The Correct Option is C

Initial compositions: \[ A: 4W, 1B; B: 3W, 2B; C: 2W, 3B \] Step 1: Transfer one ball from A to B.
\[ P(W \text{ from A}) = \frac{4}{5}, P(B \text{ from A}) = \frac{1}{5} \] After transfer: \[ B' = \begin{cases} 4W, 2B & \text{if W transferred}
3W, 3B & \text{if B transferred} \end{cases} \] Step 2: Transfer one ball from B' to C.

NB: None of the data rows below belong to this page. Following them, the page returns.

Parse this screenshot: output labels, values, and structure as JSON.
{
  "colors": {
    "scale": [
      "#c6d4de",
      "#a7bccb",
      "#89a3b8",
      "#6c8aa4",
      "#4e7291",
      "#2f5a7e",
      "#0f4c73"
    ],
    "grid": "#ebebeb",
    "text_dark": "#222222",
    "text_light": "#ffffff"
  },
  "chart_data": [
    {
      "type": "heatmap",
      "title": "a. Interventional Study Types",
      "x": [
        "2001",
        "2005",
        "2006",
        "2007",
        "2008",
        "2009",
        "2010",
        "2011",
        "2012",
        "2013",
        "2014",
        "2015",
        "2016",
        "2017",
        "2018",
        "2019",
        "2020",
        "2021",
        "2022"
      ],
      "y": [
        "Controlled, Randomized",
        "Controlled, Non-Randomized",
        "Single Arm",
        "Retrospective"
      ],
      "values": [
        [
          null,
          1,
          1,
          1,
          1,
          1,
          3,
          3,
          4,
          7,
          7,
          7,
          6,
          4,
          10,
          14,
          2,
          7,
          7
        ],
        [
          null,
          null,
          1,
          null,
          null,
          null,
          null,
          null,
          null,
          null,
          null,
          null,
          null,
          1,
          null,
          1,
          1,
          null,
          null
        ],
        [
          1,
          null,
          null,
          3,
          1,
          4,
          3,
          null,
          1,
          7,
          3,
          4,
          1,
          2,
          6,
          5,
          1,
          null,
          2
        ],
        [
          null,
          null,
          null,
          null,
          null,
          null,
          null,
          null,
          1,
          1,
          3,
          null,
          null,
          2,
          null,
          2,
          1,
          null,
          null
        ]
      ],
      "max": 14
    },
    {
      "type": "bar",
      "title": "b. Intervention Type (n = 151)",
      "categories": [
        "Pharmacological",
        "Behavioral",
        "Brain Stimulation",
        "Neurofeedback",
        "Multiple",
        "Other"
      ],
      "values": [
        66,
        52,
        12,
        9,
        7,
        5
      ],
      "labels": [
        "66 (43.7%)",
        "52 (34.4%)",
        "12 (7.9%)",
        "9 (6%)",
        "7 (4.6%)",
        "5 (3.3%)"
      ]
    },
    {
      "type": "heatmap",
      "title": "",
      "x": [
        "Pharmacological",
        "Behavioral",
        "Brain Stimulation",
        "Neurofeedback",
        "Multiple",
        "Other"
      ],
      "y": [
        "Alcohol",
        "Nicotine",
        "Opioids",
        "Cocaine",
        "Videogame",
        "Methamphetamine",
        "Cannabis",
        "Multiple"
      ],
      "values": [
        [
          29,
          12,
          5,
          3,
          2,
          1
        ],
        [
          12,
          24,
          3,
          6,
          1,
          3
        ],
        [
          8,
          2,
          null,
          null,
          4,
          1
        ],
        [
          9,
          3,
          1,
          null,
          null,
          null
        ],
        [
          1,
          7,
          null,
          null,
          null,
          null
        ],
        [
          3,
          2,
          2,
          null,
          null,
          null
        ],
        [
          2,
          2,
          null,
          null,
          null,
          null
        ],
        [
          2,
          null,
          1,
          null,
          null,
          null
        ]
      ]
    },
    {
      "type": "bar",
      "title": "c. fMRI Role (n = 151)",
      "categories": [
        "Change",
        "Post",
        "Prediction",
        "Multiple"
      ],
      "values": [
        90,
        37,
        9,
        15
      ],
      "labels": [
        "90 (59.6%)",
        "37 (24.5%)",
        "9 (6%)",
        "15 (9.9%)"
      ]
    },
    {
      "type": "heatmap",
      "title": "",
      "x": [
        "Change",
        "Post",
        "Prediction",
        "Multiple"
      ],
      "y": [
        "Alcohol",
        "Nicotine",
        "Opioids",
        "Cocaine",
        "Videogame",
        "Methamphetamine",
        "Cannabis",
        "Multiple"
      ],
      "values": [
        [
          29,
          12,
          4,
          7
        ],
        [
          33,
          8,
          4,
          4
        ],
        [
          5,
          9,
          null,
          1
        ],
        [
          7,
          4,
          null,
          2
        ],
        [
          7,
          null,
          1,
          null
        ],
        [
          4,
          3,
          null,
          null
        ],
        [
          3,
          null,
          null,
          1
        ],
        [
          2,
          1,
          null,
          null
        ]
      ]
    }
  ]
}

\[ \begin{cases} P(W \text{ from } B') = \frac{4}{6}, P(B \text{ from } B') = \frac{2}{6} & \text{if } B' = 4W,2B
P(W \text{ from } B'') = \frac{3}{6}, P(B \text{ from } B'') = \frac{3}{6} & \text{if } B'' = 3W,3B \end{cases} \] Step 3: Final composition of C and probability of drawing black: \[ \begin{aligned} & P(\text{Black} | W \to B, W \to C) = \frac{3}{6} = \frac{1}{2}, P(\text{Black} | W \to B, B \to C) = \frac{4}{6} = \frac{2}{3},
& P(\text{Black} | B \to B, W \to C) = \frac{3}{6} = \frac{1}{2}, P(\text{Black} | B \to B, B \to C) = \frac{4}{6} = \frac{2}{3}.
\end{aligned} \] Step 4: Total probability using law of total probability: \[ \begin{aligned} P(\text{Black}) &= \frac{4}{5} \times \frac{4}{6} \times \frac{1}{2} + \frac{4}{5} \times \frac{2}{6} \times \frac{2}{3}
& + \frac{1}{5} \times \frac{3}{6} \times \frac{1}{2} + \frac{1}{5} \times \frac{3}{6} \times \frac{2}{3}
&= \frac{4}{15} + \frac{8}{45} + \frac{1}{20} + \frac{1}{15} = \frac{101}{180}.
\end{aligned} \] This matches option (3).